No entanto, podem-se contar os espíritos que tiraram disso as
conclusões extremas. É preciso considerar como uma referência
permanente, neste ensaio, a constante separação entre o que
imaginamos saber e o que realmente sabemos, o consentimento prático
e a ignorância simulada que nos levam a viver com ideias que, se
verdadeiramente experimentássemos, deveriam perturbar toda a nossa
vida. Diante dessa contradição inextricável do espírito,
compreenderemos com precisão e sem reserva o divórcio que nos
separa de nossas próprias criações. Enquanto o espírito se cala
no mundo imóvel de suas esperanças, tudo se reflete e se organiza
na unidade da sua nostalgia. Mas, em seu primeiro movimento, o mundo
se racha e se desmorona: uma infinidade de clarões resplandecentes
se oferecem ao conhecimento. É preciso desistir, para sempre, de
reconstruir com isso a superfície familiar e tranquila que nos daria
paz ao coração. Depois de tantos séculos de pesquisa, e de tanta
abdicação entre os pensadores, sabemos bem que isso é verdadeiro
para todo o nosso conhecimento. Excetuando-se os racionalistas por
profissão, hoje já não se tem esperança do verdadeiro
conhecimento. Se fosse necessário escrever a única história
significativa do pensamento humano, seria preciso fazer a dos
arrependimentos e das impossibilidades.
De
quem e de que, de fato, posso dizer “conheço isso”? Este
coração, em mim, posso experimentá-lo e julgo que ele existe. Este
mundo, posso tocá-lo e julgo ainda que ele existe. Para aí toda a
minha ciência, o resto é construção. Porque, se tento agarrar
este eu de que me apodero, se tento defini-lo e sintetizá-lo, ele
não é mais do que uma água que corre entre meus dedos. Posso
desenhar um por um todos os rostos que ele sabe usar, todos aqueles
também que lhe foram dados, essa educação, essa origem, esse ardor
ou esses silêncios, essa grandeza ou essa mesquinhez. Mas não se
adicionam rostos. Até este coração que é o meu continuará sendo
sempre, para mim, indefinível.
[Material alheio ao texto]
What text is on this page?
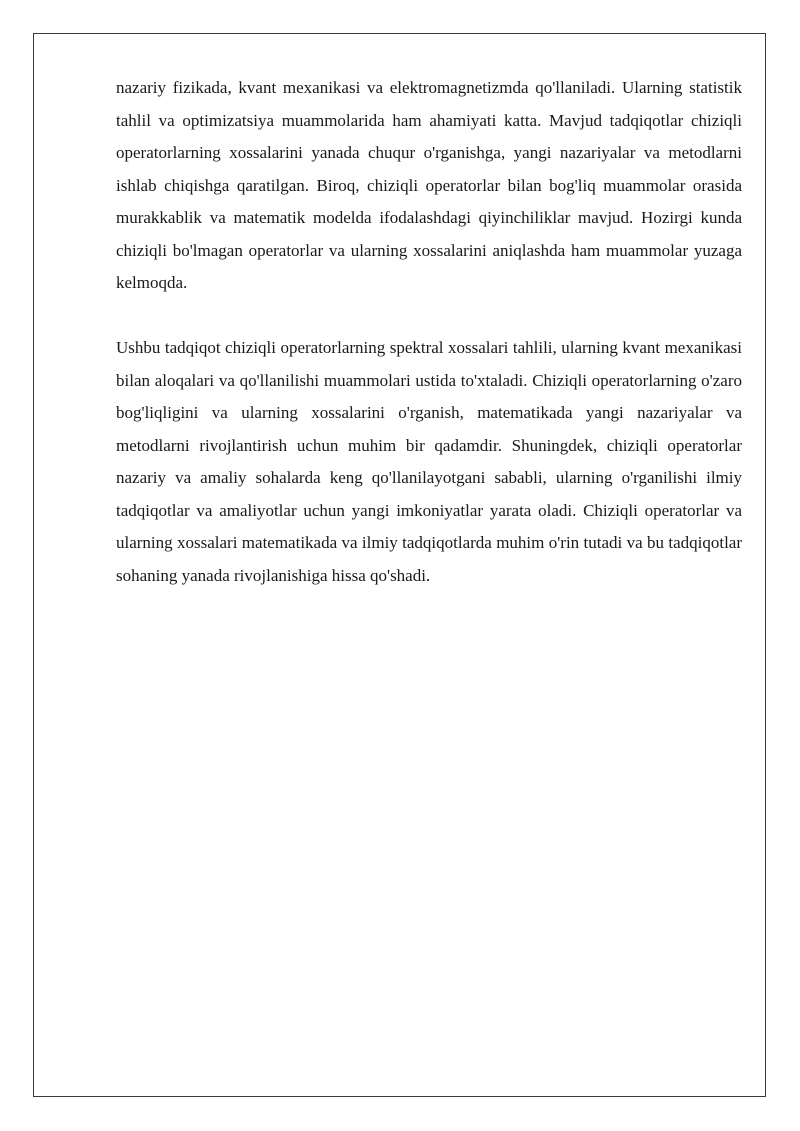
nazariy fizikada, kvant mexanikasi va elektromagnetizmda qo'llaniladi. Ularning statistik tahlil va optimizatsiya muammolarida ham ahamiyati katta. Mavjud tadqiqotlar chiziqli operatorlarning xossalarini yanada chuqur o'rganishga, yangi nazariyalar va metodlarni ishlab chiqishga qaratilgan. Biroq, chiziqli operatorlar bilan bog'liq muammolar orasida murakkablik va matematik modelda ifodalashdagi qiyinchiliklar mavjud. Hozirgi kunda chiziqli bo'lmagan operatorlar va ularning xossalarini aniqlashda ham muammolar yuzaga kelmoqda.

Ushbu tadqiqot chiziqli operatorlarning spektral xossalari tahlili, ularning kvant mexanikasi bilan aloqalari va qo'llanilishi muammolari ustida to'xtaladi. Chiziqli operatorlarning o'zaro bog'liqligini va ularning xossalarini o'rganish, matematikada yangi nazariyalar va metodlarni rivojlantirish uchun muhim bir qadamdir. Shuningdek, chiziqli operatorlar nazariy va amaliy sohalarda keng qo'llanilayotgani sababli, ularning o'rganilishi ilmiy tadqiqotlar va amaliyotlar uchun yangi imkoniyatlar yarata oladi. Chiziqli operatorlar va ularning xossalari matematikada va ilmiy tadqiqotlarda muhim o'rin tutadi va bu tadqiqotlar sohaning yanada rivojlanishiga hissa qo'shadi.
Entre a certeza que tenho da minha
existência e o conteúdo que tento dar a essa segurança, o fosso
jamais será preenchido. Serei para sempre um estranho diante de mim
mesmo. Em psicologia, como em lógica, há verdades mas não há
verdade. O “conhece-te a ti mesmo” de Sócrates tem tanto valor
quanto o “sê virtuoso” do nossos confessionários. Revelam uma
nostalgia, ao mesmo tempo que uma ignorância. São jogos estéreis
sobre grandes assuntos. São legítimos apenas na medida exata em que
são aproximativos.
Eis
aí também as árvores e conheço suas rugas, eis a água e
experimento-lhe o sabor. Esses perfumes de relva e estrelas, a noite,
certas tardes em que o coração se descontrai, como eu negaria o
mundo de que experimento o poder e as forças? Contudo, toda a
ciência dessa terra não me dará nada que me possa garantir que
este mundo é para mim. Vocês o descrevem e me ensinam a
classificá-lo. Vocês enumeram suas leis na minha sede de saber,
concordo que elas sejam verdadeiras. Vocês desmontam seu mecanismo e
minha esperança aumenta. Por último, vocês me ensinam que esse
universo prestigioso e colorido se reduz ao átomo e que o próprio
átomo se reduz ao elétron. Tudo isso é bom e espero que vocês
continuem. Mas vocês me falam de um invisível sistema planetário
em que os elétrons gravitam ao redor de um núcleo. Vocês me
explicam esse mundo com uma imagem. Reconheço, então, que vocês
enveredam pela poesia: nunca chegarei ao conhecimento. Tenho tempo
para me indignar com isso? Vocês já mudaram de teoria. Assim, essa
ciência que devia me ensinar tudo se limita à hipótese, essa
lucidez se perde na metáfora, essa certeza se resolve como obra de
arte. Para o que é que eu precisava de tantos esforço? As doces
curvas dessas colinas e a mão da tarde sob este coração agitado me
ensinam muito mais. Compreendo que se posso, com a ciência, me
apoderar dos fenômenos e enumerá-los, não posso da mesma forma
apreender o mundo. Quando tiver seguido com o dedo todo seu relevo,
não saberei nada além disso. E vocês me levam a escolher entre uma
descrição que é certa, mas que não me informa nada, e hipóteses
que pretendem me ensinar, mas que não são certas. Estranho diante
de mim mesmo e diante desse mundo, armado de todo o apoio de um
pensamento que nega a si mesmo a cada vez que afirma, qual é essa
condição em que só posso ter paz com a recusa de saber e de viver,
em que o desejo da conquista se choca com os muros que desafiam seus
assaltos? Querer é suscitar os paradoxos. Tudo é organizado para
que comece a existir essa paz envenenada que nos dão a negligência,
o sono do coração ou as renúncias mortais.
Também
a inteligência, portanto, me diz à sua maneira que este mundo é
absurdo. Seu oposto, que é a razão cega, inutilmente afirmou que
estava tudo claro: eu esperava provas e desejava que ela tivesse
razão. Mas, apesar de tantos séculos pretensiosos, repletos de
tantos homens eloquentes e persuasivos, sei que isso é falso. Pelo
menos nesse aspecto, não existe felicidade se eu não posso saber.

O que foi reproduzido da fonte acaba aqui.